Business intelligence and database teams have a range of options when conceptualizing their data warehouse design. You could go with either the Kimball or Inmon route and decide whether to build your data marts first and then consolidate them to establish the data warehouse, or the other way around. Logical data warehouses are also a popular option, where data lies in separate repositories, referenced and queried from a single logical layer that makes it look like you’re accessing a central repository. Then there’s the Enterprise Data Warehouse (EDW), where you bring operational databases together while referencing some external sources as well to create a single source of truth.
Regardless of which option you choose, the architectural layers remain the same:
- Source Layer
- Staging Layer
- Storage Layer
- Presentation Layer
Source Layer
This is where the source data sits, within internal and external enterprise applications and systems. Key data sources for your data warehouse are the relational databases that form the storage backbone of your enterprise systems.
For instance, if you are using a Customer Relationship Management (CRM) software, whether it’s cloud or on-premise, a backend database will contain application data in a tabular format. This database could be one among the many data sources for your data warehouse. It’s the same for your inventory software, cloud applications, point-of-sale systems, or even social media networks – the methods of access differ though. Data contained in these relational databases is called structured data.
With data being generated in overwhelming amounts today, unstructured data too must be considered as a source for analysis in your data warehouse. You could either use data extraction software to convert unstructured documents into structured and then copy this data to your repository or use a logical layer to include unstructured data as an external source which would be queried from within the enterprise data warehouse. Unstructured data is typically not analyzed due to difficulties in loading it, but are valuable silos of information.
Staging Layer
We have talked about data sources. The next step is to copy source data to your data warehouse. But first, you must make all of this data consistent, converting it into a format that is ideal for reporting from a single repository. That’s where the staging layer comes in, which includes everything between the source systems and the data warehouse.
Each of your enterprise systems will store data in a specific format. There’s even more variance when you’re adding external data sources, where you have no control over how data is stored. The staging layer allows you to extract data from all the different source systems, so you can then clean, validate, apply business rules, perform mathematical operations, and otherwise transform your data to organize it for loading into your data warehouse. To do so, you will require two components in your staging layer: a staging database to act as intermediary storage where you integrate and transform source data and an Extract-Transform-Load tool to allow data manipulation. In some approaches, data is also normalized and modeled at this stage. If you’re building a logical data warehouse, staging will be done on run-time, when required data is loaded into a cache.
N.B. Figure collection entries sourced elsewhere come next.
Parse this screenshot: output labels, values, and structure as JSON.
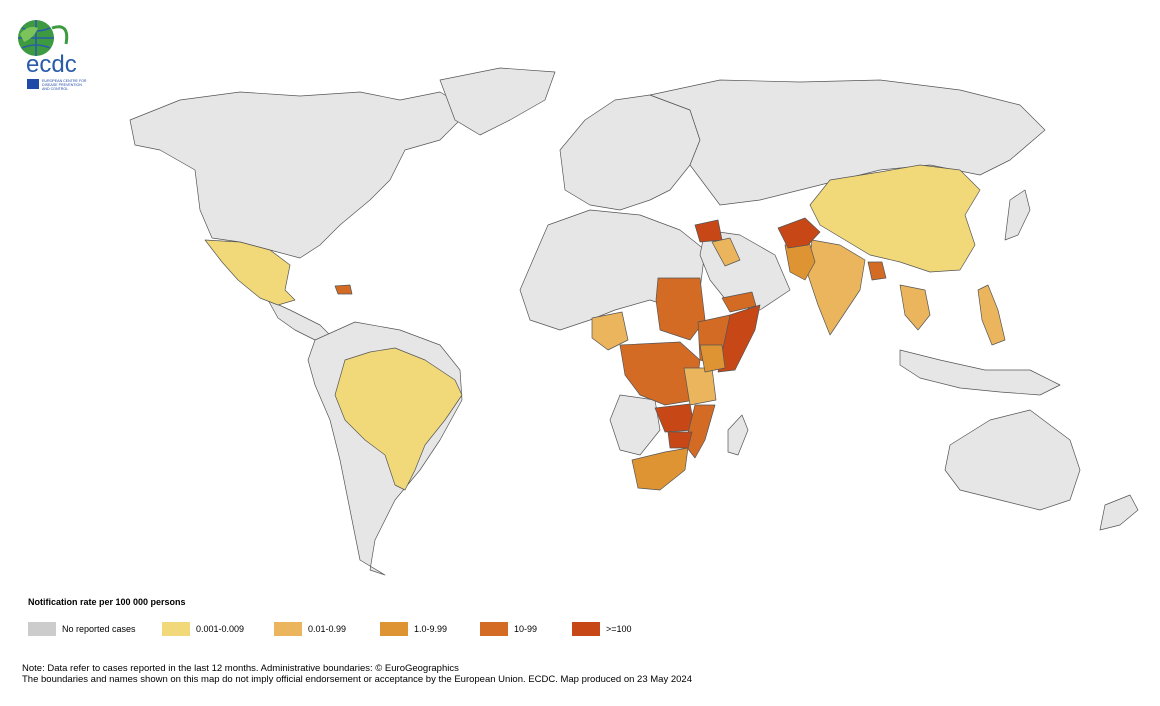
{
  "logo": {
    "wordmark": "ecdc",
    "line1": "EUROPEAN CENTRE FOR",
    "line2": "DISEASE PREVENTION",
    "line3": "AND CONTROL"
  },
  "colors": {
    "land_none": "#e6e6e6",
    "border": "#555555",
    "legend_none": "#cccccc",
    "c1": "#f1d97a",
    "c2": "#eab55c",
    "c3": "#de9433",
    "c4": "#d36b25",
    "c5": "#c84717"
  },
  "legend": {
    "title": "Notification rate per 100 000 persons",
    "items": [
      {
        "label": "No reported cases",
        "color": "#cccccc"
      },
      {
        "label": "0.001-0.009",
        "color": "#f1d97a"
      },
      {
        "label": "0.01-0.99",
        "color": "#eab55c"
      },
      {
        "label": "1.0-9.99",
        "color": "#de9433"
      },
      {
        "label": "10-99",
        "color": "#d36b25"
      },
      {
        "label": ">=100",
        "color": "#c84717"
      }
    ]
  },
  "note": {
    "line1": "Note: Data refer to cases reported in the last 12 months. Administrative boundaries: © EuroGeographics",
    "line2": "The boundaries and names shown on this map do not imply official endorsement or acceptance by the European Union. ECDC. Map produced on 23 May 2024"
  }
}
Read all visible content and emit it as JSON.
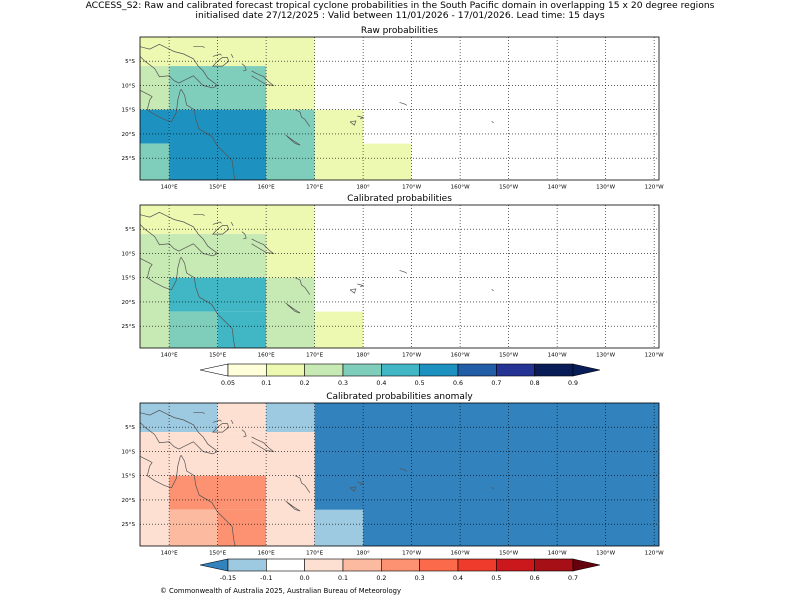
{
  "header": {
    "title": "ACCESS_S2: Raw and calibrated forecast tropical cyclone probabilities in the South Pacific domain in overlapping 15 x 20 degree regions",
    "subtitle": "initialised date 27/12/2025 :  Valid between 11/01/2026 - 17/01/2026. Lead time: 15 days"
  },
  "footer": {
    "copyright": "© Commonwealth of Australia 2025, Australian Bureau of Meteorology"
  },
  "colors": {
    "prob_scale": [
      "#ffffff",
      "#ffffd9",
      "#edf8b1",
      "#c7e9b4",
      "#7fcdbb",
      "#41b6c4",
      "#1d91c0",
      "#225ea8",
      "#253494",
      "#081d58"
    ],
    "anom_scale": [
      "#3182bd",
      "#9ecae1",
      "#ffffff",
      "#fee0d2",
      "#fcbba1",
      "#fc9272",
      "#fb6a4a",
      "#ef3b2c",
      "#cb181d",
      "#a50f15",
      "#67000d"
    ],
    "coast": "#555555",
    "grid": "#000000"
  },
  "chart_data": [
    {
      "type": "heatmap",
      "title": "Raw probabilities",
      "x_range": [
        134,
        241
      ],
      "y_range": [
        -29.5,
        0
      ],
      "grid_lon": [
        140,
        150,
        160,
        170,
        180,
        190,
        200,
        210,
        220,
        230,
        240
      ],
      "grid_lat": [
        -5,
        -10,
        -15,
        -20,
        -25
      ],
      "x_tick_labels": [
        "140°E",
        "150°E",
        "160°E",
        "170°E",
        "180°",
        "170°W",
        "160°W",
        "150°W",
        "140°W",
        "130°W",
        "120°W"
      ],
      "y_tick_labels": [
        "5°S",
        "10°S",
        "15°S",
        "20°S",
        "25°S"
      ],
      "cells": [
        {
          "lon": [
            134,
            140
          ],
          "lat": [
            -6,
            0
          ],
          "value": 0.15
        },
        {
          "lon": [
            140,
            160
          ],
          "lat": [
            -6,
            0
          ],
          "value": 0.15
        },
        {
          "lon": [
            160,
            170
          ],
          "lat": [
            -6,
            0
          ],
          "value": 0.1
        },
        {
          "lon": [
            160,
            170
          ],
          "lat": [
            -15,
            -6
          ],
          "value": 0.15
        },
        {
          "lon": [
            134,
            140
          ],
          "lat": [
            -15,
            -6
          ],
          "value": 0.25
        },
        {
          "lon": [
            140,
            160
          ],
          "lat": [
            -15,
            -6
          ],
          "value": 0.35
        },
        {
          "lon": [
            134,
            140
          ],
          "lat": [
            -22,
            -15
          ],
          "value": 0.55
        },
        {
          "lon": [
            134,
            140
          ],
          "lat": [
            -29.5,
            -22
          ],
          "value": 0.35
        },
        {
          "lon": [
            140,
            160
          ],
          "lat": [
            -29.5,
            -15
          ],
          "value": 0.55
        },
        {
          "lon": [
            160,
            170
          ],
          "lat": [
            -29.5,
            -15
          ],
          "value": 0.35
        },
        {
          "lon": [
            170,
            180
          ],
          "lat": [
            -29.5,
            -15
          ],
          "value": 0.1
        },
        {
          "lon": [
            180,
            190
          ],
          "lat": [
            -29.5,
            -22
          ],
          "value": 0.1
        }
      ]
    },
    {
      "type": "heatmap",
      "title": "Calibrated probabilities",
      "x_range": [
        134,
        241
      ],
      "y_range": [
        -29.5,
        0
      ],
      "grid_lon": [
        140,
        150,
        160,
        170,
        180,
        190,
        200,
        210,
        220,
        230,
        240
      ],
      "grid_lat": [
        -5,
        -10,
        -15,
        -20,
        -25
      ],
      "x_tick_labels": [
        "140°E",
        "150°E",
        "160°E",
        "170°E",
        "180°",
        "170°W",
        "160°W",
        "150°W",
        "140°W",
        "130°W",
        "120°W"
      ],
      "y_tick_labels": [
        "5°S",
        "10°S",
        "15°S",
        "20°S",
        "25°S"
      ],
      "cells": [
        {
          "lon": [
            134,
            140
          ],
          "lat": [
            -6,
            0
          ],
          "value": 0.1
        },
        {
          "lon": [
            140,
            150
          ],
          "lat": [
            -6,
            0
          ],
          "value": 0.1
        },
        {
          "lon": [
            150,
            160
          ],
          "lat": [
            -6,
            0
          ],
          "value": 0.15
        },
        {
          "lon": [
            160,
            170
          ],
          "lat": [
            -6,
            0
          ],
          "value": 0.1
        },
        {
          "lon": [
            160,
            170
          ],
          "lat": [
            -15,
            -6
          ],
          "value": 0.15
        },
        {
          "lon": [
            134,
            140
          ],
          "lat": [
            -29.5,
            -6
          ],
          "value": 0.25
        },
        {
          "lon": [
            140,
            160
          ],
          "lat": [
            -15,
            -6
          ],
          "value": 0.25
        },
        {
          "lon": [
            140,
            160
          ],
          "lat": [
            -22,
            -15
          ],
          "value": 0.45
        },
        {
          "lon": [
            140,
            150
          ],
          "lat": [
            -29.5,
            -22
          ],
          "value": 0.35
        },
        {
          "lon": [
            150,
            160
          ],
          "lat": [
            -29.5,
            -22
          ],
          "value": 0.45
        },
        {
          "lon": [
            160,
            170
          ],
          "lat": [
            -29.5,
            -15
          ],
          "value": 0.25
        },
        {
          "lon": [
            170,
            180
          ],
          "lat": [
            -29.5,
            -22
          ],
          "value": 0.1
        }
      ],
      "colorbar": {
        "levels": [
          0.05,
          0.1,
          0.2,
          0.3,
          0.4,
          0.5,
          0.6,
          0.7,
          0.8,
          0.9
        ],
        "labels": [
          "0.05",
          "0.1",
          "0.2",
          "0.3",
          "0.4",
          "0.5",
          "0.6",
          "0.7",
          "0.8",
          "0.9"
        ],
        "extend": "both"
      }
    },
    {
      "type": "heatmap",
      "title": "Calibrated probabilities anomaly",
      "x_range": [
        134,
        241
      ],
      "y_range": [
        -29.5,
        0
      ],
      "grid_lon": [
        140,
        150,
        160,
        170,
        180,
        190,
        200,
        210,
        220,
        230,
        240
      ],
      "grid_lat": [
        -5,
        -10,
        -15,
        -20,
        -25
      ],
      "x_tick_labels": [
        "140°E",
        "150°E",
        "160°E",
        "170°E",
        "180°",
        "170°W",
        "160°W",
        "150°W",
        "140°W",
        "130°W",
        "120°W"
      ],
      "y_tick_labels": [
        "5°S",
        "10°S",
        "15°S",
        "20°S",
        "25°S"
      ],
      "cells": [
        {
          "lon": [
            134,
            150
          ],
          "lat": [
            -6,
            0
          ],
          "value": -0.12
        },
        {
          "lon": [
            150,
            160
          ],
          "lat": [
            -6,
            0
          ],
          "value": 0.0
        },
        {
          "lon": [
            160,
            170
          ],
          "lat": [
            -6,
            0
          ],
          "value": -0.12
        },
        {
          "lon": [
            170,
            241
          ],
          "lat": [
            -29.5,
            0
          ],
          "value": -0.2
        },
        {
          "lon": [
            134,
            140
          ],
          "lat": [
            -29.5,
            -6
          ],
          "value": 0.05
        },
        {
          "lon": [
            140,
            150
          ],
          "lat": [
            -15,
            -6
          ],
          "value": 0.05
        },
        {
          "lon": [
            150,
            160
          ],
          "lat": [
            -15,
            -6
          ],
          "value": 0.05
        },
        {
          "lon": [
            160,
            170
          ],
          "lat": [
            -15,
            -6
          ],
          "value": 0.0
        },
        {
          "lon": [
            140,
            160
          ],
          "lat": [
            -22,
            -15
          ],
          "value": 0.25
        },
        {
          "lon": [
            140,
            150
          ],
          "lat": [
            -29.5,
            -22
          ],
          "value": 0.15
        },
        {
          "lon": [
            150,
            160
          ],
          "lat": [
            -29.5,
            -22
          ],
          "value": 0.25
        },
        {
          "lon": [
            160,
            170
          ],
          "lat": [
            -29.5,
            -15
          ],
          "value": 0.05
        },
        {
          "lon": [
            170,
            180
          ],
          "lat": [
            -29.5,
            -22
          ],
          "value": -0.12
        }
      ],
      "colorbar": {
        "levels": [
          -0.15,
          -0.1,
          0.0,
          0.1,
          0.2,
          0.3,
          0.4,
          0.5,
          0.6,
          0.7
        ],
        "labels": [
          "-0.15",
          "-0.1",
          "0.0",
          "0.1",
          "0.2",
          "0.3",
          "0.4",
          "0.5",
          "0.6",
          "0.7"
        ],
        "extend": "both"
      }
    }
  ]
}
The staging layer is critical to ensure the success of your organization’s business intelligence initiatives. If you load poor, inconsistent data directly into your data warehouse, the resulting reports will make less sense, impacting the quality of decision-making at a strategic level.
Storage Layer
Once you have integrated your source data and cleaned it in the staging database, it’s time to move this data to your data warehouse, which will become its final destination. Depending on how you design your data warehouse, this destination could be a single, consolidated database, individual data marts, or operational data stores. When queries are run across your data warehouse, required data will be accessed from the storage layer.
Presentation Layer
For all practical purposes, the presentation layer can also be called the data warehouse. After all, this is the layer with which users interact to fulfill their business intelligence requirements. Queries are run at this layer to perform analysis, and to facilitate that, you could use a graphical user interface to visualize query results.
A popular alternative today is to integrate specialized business intelligence tools, like Tableau, with your presentation layer. Users could create dashboards within Tableau, integrate their data warehouse with the platform, and customize the workflow to automatically populate Tableau dashboards with values in predefined records or tables as per business requirements.
Deciding on Your Data Warehouse Architecture
Now that you know about the four basic architectural layers of a data warehouse, you need to think about how you’ll employ these layers. In addition, you should determine what tools you’ll need to complete your data warehouse design in a way that best meets your organization’s reporting requirements. Ensure that your planned data warehouse architecture encompasses both your internal and external sources, while ideally including both structured and unstructured data to provide all-inclusive decision support.
Each layer will require you to work with a number of different tools. You may need a data integration tool, a separate tool for specialized data transformations, a data modeling tool, business intelligence tools for visual representation, etc. List down the tools you’ll need and develop a process around their collaborative usage to meet your data warehousing requirements. Alternatively, consider a data warehouse automation platform that houses every specialized tool and functionality, allowing you to build your repository faster.